Une vaccination universelle illustre une stratégie sanitaire non proportionnée, qui ignore les risques de chacun, les données épidémiologiques dans leur ensemble, les particularités des territoires et des lieux de vie. C’est pourquoi des mesures universelles (comme certains gestes barrières) et des actions proportionnées au risque (vaccination prioritaire des personnes vulnérables et des professionnels exerçant à leur contact, adaptation de poste en cas de facteurs de risque, aide à domicile pour celles et ceux qui souhaiteraient limiter leurs sorties, renforcement des gestes barrières au contact d’une personne fragile) doivent être réfléchies et proposées – plutôt qu’imposées – à la population.
Convaincre plutôt que contraindre
En effet, une prévention efficace passe d’abord par l’adhésion des populations et des professionnels aux politiques de santé publique et aux recommandations sanitaires. Cette adhésion implique d’informer et de sensibiliser les Français, non de les contraindre. Un consentement durable au vaccin et aux dispositifs de prévention est d’autant plus important que la cohabitation avec le Sars-Cov-2 ou d’autres agents pathogènes s’inscrira vraisemblablement dans la durée.
Par ailleurs, le consentement aux soins des individus constitue l’un des piliers de la médecine moderne et s’illustre dans le cadre de l’article 36 du code de déontologie médicale, lequel précise que le médecin doit respecter le refus d’investigation ou de traitements, après avoir informé le malade de ses conséquences. Imposer une vaccination obligatoire, c’est donc courir le risque d’abîmer le contrat de confiance entre le médecin et le patient.
Abîmer ce contrat de confiance médecin-patient, c’est aussi abîmer notre contrat social, institutionnel et démocratique. En effet, l’OMS considère que les décideurs ont le devoir d'examiner attentivement l'effet que l'obligation vaccinale pourrait avoir sur la confiance du public, et en particulier sur le crédit accordé à la communauté scientifique et à la vaccination en général.
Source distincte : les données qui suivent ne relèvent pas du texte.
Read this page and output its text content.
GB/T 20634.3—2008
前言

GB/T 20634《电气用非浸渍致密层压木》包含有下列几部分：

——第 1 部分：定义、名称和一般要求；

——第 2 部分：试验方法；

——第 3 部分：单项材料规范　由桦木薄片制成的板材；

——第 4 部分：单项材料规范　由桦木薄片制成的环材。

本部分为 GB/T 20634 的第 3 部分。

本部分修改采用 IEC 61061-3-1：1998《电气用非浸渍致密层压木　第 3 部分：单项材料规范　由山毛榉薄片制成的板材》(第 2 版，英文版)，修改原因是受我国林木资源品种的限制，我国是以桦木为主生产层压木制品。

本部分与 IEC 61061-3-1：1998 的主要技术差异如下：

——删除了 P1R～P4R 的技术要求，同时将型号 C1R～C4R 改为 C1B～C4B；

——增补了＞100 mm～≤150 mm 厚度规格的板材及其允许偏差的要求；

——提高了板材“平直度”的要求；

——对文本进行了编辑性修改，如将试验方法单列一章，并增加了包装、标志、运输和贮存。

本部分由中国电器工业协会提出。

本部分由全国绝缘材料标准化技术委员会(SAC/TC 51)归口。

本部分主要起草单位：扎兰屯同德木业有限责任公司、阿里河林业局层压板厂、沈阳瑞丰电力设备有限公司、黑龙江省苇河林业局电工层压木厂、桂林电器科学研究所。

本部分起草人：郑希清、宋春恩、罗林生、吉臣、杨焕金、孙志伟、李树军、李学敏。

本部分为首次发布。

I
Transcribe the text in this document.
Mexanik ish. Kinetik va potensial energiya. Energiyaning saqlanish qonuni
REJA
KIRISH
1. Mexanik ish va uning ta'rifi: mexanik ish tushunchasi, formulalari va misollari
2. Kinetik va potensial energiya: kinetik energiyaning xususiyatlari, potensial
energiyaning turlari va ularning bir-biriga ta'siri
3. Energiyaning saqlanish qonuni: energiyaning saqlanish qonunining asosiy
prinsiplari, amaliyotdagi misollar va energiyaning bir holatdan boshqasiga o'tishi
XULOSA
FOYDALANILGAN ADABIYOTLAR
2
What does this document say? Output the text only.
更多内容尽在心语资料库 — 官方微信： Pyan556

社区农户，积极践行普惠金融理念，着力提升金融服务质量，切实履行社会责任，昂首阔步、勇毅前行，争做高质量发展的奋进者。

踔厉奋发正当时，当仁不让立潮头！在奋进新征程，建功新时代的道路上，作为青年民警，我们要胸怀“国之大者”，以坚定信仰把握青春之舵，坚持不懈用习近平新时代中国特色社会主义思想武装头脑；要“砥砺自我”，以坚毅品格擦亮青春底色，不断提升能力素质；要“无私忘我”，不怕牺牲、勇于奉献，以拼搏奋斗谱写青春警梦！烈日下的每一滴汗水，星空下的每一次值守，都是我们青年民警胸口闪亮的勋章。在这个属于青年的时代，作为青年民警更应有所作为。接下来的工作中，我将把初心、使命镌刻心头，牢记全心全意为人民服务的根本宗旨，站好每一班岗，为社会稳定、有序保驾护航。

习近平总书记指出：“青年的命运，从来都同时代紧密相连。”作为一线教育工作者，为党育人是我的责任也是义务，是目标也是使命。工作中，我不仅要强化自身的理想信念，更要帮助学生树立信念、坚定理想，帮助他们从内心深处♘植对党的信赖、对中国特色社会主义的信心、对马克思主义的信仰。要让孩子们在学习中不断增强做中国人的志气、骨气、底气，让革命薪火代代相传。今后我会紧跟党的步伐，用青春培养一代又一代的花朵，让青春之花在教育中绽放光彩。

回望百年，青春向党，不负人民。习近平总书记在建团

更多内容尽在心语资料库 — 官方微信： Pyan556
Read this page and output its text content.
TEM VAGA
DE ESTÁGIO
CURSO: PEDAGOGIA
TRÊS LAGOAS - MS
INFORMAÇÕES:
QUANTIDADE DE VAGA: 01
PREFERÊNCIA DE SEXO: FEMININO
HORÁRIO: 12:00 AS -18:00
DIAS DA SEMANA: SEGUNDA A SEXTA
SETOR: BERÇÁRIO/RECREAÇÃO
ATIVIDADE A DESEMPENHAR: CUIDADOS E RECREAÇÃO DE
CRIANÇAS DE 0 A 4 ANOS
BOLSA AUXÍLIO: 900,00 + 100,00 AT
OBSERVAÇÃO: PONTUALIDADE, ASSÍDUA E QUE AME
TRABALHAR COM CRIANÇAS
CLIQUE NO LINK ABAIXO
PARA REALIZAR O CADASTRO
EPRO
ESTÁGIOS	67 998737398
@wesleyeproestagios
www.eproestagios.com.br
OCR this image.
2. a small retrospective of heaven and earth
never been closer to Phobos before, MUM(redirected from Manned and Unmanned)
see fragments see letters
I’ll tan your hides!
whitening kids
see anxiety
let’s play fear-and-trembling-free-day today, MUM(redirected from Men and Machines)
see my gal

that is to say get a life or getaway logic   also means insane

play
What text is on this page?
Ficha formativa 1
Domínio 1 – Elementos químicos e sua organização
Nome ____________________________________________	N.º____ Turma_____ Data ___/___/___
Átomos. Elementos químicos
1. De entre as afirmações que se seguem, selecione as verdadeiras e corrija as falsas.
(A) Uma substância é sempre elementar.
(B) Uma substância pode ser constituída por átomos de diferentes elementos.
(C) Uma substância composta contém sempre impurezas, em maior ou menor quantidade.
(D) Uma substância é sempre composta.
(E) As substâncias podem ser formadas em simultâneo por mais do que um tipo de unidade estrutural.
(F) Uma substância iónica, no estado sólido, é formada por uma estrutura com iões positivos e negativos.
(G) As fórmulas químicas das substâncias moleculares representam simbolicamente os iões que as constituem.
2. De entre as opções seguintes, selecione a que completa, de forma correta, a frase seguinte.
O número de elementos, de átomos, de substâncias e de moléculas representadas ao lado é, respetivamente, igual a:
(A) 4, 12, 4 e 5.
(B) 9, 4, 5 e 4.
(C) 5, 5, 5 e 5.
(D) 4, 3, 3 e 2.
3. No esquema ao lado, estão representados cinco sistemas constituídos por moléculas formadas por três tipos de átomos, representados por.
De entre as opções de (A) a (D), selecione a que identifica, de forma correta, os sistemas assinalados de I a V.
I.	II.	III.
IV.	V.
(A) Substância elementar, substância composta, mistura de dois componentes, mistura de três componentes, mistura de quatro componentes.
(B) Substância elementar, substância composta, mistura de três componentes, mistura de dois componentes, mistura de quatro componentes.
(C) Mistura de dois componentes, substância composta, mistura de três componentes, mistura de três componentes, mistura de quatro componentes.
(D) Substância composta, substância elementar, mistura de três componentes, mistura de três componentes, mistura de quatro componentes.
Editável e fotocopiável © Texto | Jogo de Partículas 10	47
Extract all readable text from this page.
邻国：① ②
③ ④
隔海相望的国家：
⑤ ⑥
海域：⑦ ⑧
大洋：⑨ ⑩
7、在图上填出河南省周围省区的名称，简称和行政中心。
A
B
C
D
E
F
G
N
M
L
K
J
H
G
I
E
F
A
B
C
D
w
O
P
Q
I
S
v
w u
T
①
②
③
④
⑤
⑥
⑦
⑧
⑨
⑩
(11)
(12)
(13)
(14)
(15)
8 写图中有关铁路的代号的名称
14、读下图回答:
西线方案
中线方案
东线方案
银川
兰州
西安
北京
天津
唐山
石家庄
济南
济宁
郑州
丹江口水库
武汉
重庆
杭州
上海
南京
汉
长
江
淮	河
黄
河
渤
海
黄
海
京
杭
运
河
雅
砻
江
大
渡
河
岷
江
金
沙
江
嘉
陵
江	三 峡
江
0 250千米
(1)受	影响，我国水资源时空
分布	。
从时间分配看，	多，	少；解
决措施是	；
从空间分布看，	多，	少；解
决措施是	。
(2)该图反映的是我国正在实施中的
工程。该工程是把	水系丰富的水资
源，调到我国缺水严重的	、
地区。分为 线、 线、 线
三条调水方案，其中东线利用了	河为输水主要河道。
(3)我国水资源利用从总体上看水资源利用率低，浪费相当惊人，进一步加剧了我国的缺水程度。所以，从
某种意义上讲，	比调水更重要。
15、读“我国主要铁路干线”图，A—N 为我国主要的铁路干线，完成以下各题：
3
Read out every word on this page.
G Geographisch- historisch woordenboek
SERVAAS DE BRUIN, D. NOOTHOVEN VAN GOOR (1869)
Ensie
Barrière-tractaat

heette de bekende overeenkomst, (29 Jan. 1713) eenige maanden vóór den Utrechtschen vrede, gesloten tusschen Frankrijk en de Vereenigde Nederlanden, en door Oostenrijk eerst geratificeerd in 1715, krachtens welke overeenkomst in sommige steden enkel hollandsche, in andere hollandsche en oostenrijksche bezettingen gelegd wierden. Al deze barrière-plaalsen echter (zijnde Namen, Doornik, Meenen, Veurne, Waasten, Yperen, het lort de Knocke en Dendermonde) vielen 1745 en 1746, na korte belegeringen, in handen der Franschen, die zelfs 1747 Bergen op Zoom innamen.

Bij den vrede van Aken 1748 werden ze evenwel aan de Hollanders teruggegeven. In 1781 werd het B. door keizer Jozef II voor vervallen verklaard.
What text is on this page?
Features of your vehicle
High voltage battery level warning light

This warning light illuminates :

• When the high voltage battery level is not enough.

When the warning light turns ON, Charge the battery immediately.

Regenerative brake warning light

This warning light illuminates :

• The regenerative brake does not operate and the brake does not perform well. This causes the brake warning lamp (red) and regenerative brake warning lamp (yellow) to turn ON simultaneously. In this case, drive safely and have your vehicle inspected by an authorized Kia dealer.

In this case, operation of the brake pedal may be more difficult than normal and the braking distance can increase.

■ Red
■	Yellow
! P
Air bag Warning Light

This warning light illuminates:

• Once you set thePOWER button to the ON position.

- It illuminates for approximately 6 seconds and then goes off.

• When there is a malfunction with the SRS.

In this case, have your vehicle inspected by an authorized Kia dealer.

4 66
L’OMS alerte sur le fait qu’une telle politique pourrait altérer la confiance d’une partie de la population, tant vis-à-vis de la vaccination que de l'adhésion à d'autres mesures de santé publique importantes.
Par ailleurs, les considérations éthiques, la nécessité d’un recul suffisant concernant l’innocuité des vaccins, ou encore les questions d’équilibre entre impératif de santé publique et préservation des libertés individuelles et collectives constituent autant de caveats soulevés par l’OMS avant d’envisager une obligation vaccinale universelle.